What if fight over Texas law SB4 goes to the Supreme Court?

Chaz Miller Image
Tuesday, December 19, 2023
What happens if fight over SB4 in Texas goes to Supreme Court?
A lawsuit was filed, challenging the new Texas law SB4, as the ACLU believes it's unconstitutional. But what would happen if the fight goes all the way to the Supreme Court?

The American Civil Liberties Union of Texas, as well as the Texas Civil Rights Project, filed a lawsuit in federal court that aims to block Senate Bill 4 from going into effect in Texas.

The law, which Gov. Greg Abbott signed on Monday, allows local and state law enforcement agencies to arrest individuals they believe are in the country illegally.

One of the major reasons the organizations gave for filing that lawsuit was the fact they believe it's unconstitutional for a state to enforce immigration laws over the federal government.

There is a precedent for such a case, as the fight over a similar law in Arizona made it to the Supreme Court in 2012.

It was ruled largely unconstitutional, with Justice Anthony Kennedy writing that "the state may not pursue policies that undermine federal law."

So why pass a law like this in Texas with that precedent already established?

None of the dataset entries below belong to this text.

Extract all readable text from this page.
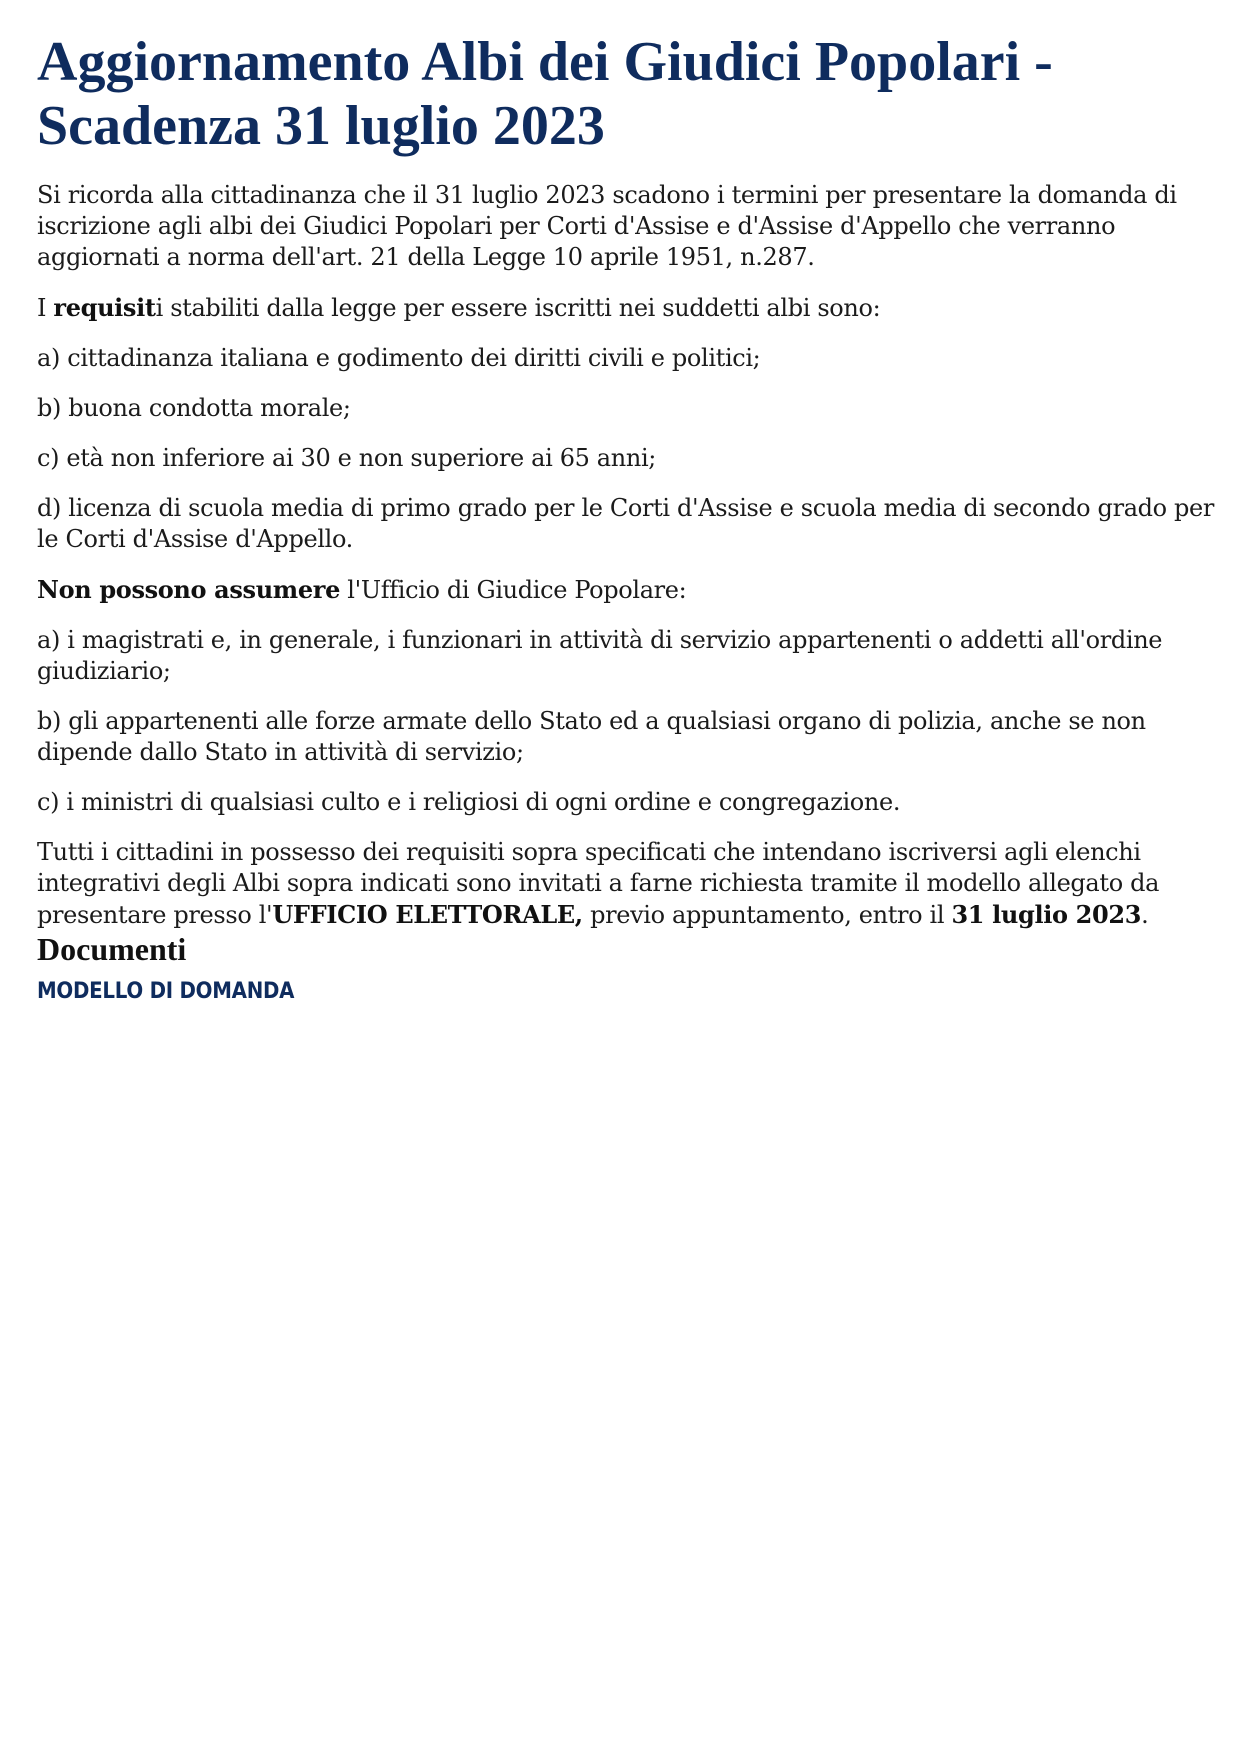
Aggiornamento Albi dei Giudici Popolari - Scadenza 31 luglio 2023

Si ricorda alla cittadinanza che il 31 luglio 2023 scadono i termini per presentare la domanda di iscrizione agli albi dei Giudici Popolari per Corti d'Assise e d'Assise d'Appello che verranno aggiornati a norma dell'art. 21 della Legge 10 aprile 1951, n.287.

I requisiti stabiliti dalla legge per essere iscritti nei suddetti albi sono:

a) cittadinanza italiana e godimento dei diritti civili e politici;

b) buona condotta morale;

c) età non inferiore ai 30 e non superiore ai 65 anni;

d) licenza di scuola media di primo grado per le Corti d'Assise e scuola media di secondo grado per le Corti d'Assise d'Appello.

Non possono assumere l'Ufficio di Giudice Popolare:

a) i magistrati e, in generale, i funzionari in attività di servizio appartenenti o addetti all'ordine giudiziario;

b) gli appartenenti alle forze armate dello Stato ed a qualsiasi organo di polizia, anche se non dipende dallo Stato in attività di servizio;

c) i ministri di qualsiasi culto e i religiosi di ogni ordine e congregazione.

Tutti i cittadini in possesso dei requisiti sopra specificati che intendano iscriversi agli elenchi integrativi degli Albi sopra indicati sono invitati a farne richiesta tramite il modello allegato da presentare presso l'UFFICIO ELETTORALE, previo appuntamento, entro il 31 luglio 2023.

Documenti
MODELLO DI DOMANDA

"(Abbott) does not feel like the federal government is living up to their responsibilities," ABC News Correspondent Mireya Villarreal said. "(He feels) the state has to step in."

Experts say the outcome of the fight over Senate Bill 4 could be different from what happened in Arizona v. United States if it makes it to the Supreme Court.

The current court is far more conservative than it was in 2012, which immigration attorney Raed Gonzalez told ABC13 could have an impact on existing laws regarding the role of immigration enforcement.

"Now, we have a Supreme Court that may see it in a different way," Gonzalez explained. "They could see it as a possibility of states helping out with immigration laws of the United States, but we really don't know what could come out of it."

The law is set to go into effect on March 5 if it isn't tied up in litigation.